- Born: 16 November 1919 Isleworth
- Died: 20 September 2015 (aged 95)
- Occupation: Aeronautical scientist
- Spouse: Lesley Wheeler
- Children: 3

= Geoffrey Lilley =

British aeronautical scientist (1919–2015)

Geoffrey Michael Lilley (16 November 1919 – 20 September 2015) was an aeronautical scientist known for his work on jet engine noise reduction. His pioneering work led to him being known as the 'father of aeroacoustics', and he played a key role in the development of Concorde.

==Life==
Lilley was born at Isleworth on 16 November 1919, the youngest of four children. His father Micholl Morland Dessau was an American inventor and rubber magnate who lost his fortune in the Great Depression and left the family. Lilley was his mother's maiden name. He married Lesley Wheeler in 1948 and had three children.

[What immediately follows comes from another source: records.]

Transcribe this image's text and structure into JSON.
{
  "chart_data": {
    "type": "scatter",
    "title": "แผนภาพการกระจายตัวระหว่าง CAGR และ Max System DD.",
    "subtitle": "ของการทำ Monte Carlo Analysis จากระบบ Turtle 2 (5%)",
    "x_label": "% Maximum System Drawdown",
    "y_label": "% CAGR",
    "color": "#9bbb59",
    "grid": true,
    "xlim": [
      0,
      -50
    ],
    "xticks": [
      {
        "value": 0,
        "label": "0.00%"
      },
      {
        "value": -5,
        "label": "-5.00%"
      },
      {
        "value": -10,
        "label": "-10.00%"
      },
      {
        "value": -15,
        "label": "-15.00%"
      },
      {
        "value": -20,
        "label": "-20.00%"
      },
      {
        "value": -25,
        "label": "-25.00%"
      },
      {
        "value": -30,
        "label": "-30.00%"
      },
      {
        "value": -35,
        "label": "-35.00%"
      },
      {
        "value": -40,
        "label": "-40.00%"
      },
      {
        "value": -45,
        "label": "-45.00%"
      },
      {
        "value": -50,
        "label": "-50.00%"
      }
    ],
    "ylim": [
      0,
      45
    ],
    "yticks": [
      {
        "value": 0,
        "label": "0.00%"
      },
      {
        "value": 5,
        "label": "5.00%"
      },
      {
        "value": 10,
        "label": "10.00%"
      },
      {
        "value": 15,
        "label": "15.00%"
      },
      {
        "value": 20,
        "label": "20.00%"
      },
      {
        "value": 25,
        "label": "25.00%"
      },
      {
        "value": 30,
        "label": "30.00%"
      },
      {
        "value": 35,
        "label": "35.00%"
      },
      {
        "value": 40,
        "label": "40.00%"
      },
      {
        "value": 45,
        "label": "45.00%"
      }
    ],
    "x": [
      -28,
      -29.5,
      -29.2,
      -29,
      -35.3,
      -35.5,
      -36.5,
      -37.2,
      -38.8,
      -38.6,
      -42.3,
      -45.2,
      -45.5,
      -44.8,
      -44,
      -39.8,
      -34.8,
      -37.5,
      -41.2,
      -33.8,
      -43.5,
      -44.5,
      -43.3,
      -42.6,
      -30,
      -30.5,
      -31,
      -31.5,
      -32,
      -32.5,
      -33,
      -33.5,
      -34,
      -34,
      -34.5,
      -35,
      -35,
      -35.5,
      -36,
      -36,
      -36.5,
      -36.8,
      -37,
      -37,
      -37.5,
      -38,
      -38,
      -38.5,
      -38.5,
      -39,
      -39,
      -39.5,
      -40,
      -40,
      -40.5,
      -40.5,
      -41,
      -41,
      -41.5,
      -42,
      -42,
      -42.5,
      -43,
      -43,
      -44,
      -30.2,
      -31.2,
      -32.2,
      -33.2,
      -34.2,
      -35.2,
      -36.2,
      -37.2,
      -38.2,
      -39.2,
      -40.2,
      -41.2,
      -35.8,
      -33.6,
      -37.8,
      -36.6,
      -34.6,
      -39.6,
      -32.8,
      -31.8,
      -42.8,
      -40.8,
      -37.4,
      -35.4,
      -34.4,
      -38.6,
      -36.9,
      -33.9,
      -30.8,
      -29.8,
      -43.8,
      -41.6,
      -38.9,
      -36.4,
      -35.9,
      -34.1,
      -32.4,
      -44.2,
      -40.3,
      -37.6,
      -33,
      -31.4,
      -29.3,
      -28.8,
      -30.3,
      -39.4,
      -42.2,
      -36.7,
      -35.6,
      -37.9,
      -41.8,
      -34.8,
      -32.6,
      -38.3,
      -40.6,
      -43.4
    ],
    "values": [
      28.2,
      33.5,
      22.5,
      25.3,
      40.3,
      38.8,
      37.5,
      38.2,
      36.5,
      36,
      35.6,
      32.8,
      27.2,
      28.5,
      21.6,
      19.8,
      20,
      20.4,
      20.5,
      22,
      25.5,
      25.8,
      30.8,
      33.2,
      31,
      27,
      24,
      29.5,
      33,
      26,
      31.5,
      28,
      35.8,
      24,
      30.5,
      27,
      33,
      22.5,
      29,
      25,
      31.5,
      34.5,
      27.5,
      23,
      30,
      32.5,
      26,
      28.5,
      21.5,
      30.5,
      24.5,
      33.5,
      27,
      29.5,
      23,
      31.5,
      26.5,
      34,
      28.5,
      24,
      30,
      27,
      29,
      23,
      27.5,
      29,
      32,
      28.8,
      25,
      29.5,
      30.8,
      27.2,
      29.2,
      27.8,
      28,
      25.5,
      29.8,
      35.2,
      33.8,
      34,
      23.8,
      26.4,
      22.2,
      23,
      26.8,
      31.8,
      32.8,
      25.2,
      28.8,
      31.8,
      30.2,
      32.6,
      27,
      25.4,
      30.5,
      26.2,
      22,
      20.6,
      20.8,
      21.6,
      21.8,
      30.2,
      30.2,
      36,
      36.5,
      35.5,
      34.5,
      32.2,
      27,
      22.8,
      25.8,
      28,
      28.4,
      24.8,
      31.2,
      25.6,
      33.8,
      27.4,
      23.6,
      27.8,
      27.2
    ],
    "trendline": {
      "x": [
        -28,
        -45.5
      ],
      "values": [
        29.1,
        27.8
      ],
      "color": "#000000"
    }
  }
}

After leaving Isleworth Grammar School at 15, he joined the RAF but failed the eye test to be a pilot. Then in 1936 he became an apprentice engineer with Kodak. At Kodak he was assistant to the Chief Engineer, and in 1938 was involved with the design of the air conditioning system for the new Film Coating and Drying Plant, which was installed and operational in June 1939.

==Career==
In 1940 Lilley joined Vickers-Armstrong at Weybridge and Supermarine in Southampton, where he worked briefly with Sir Barnes Wallace. His work covered both aircraft design and high-speed bombs.

During the War period he served during his time off working with the Home Guard in London and studied for a BSc by evening classes. He was awarded MSc from Imperial College London in 1945. After the war he worked on the design of wind tunnels for commercial research, one of which remains in use by British Aerospace.

Lilley helped found the College of Aeronautics in Cranfield in 1946 and his work on aircraft research led to him being appointed Professor of Experimental Fluid Mechanics in 1961.

In 1963, Lilley was appointed Professor of Aerodynamics and Astronautics at Southampton University.

Lilley was appointed an Officer of the Order of the British Empire (OBE) in the 1981 Birthday Honours for services to government. In 1983 he received the Gold Medal of the Royal Aeronautical Society, and the Aeroacoustic Medal of the American Institute of Aeronautics and Astronautics.

After his retirement in 1983, he continued to accept visiting professorships, and worked for NASA at the Institute for Computer Applications in Science and Engineering.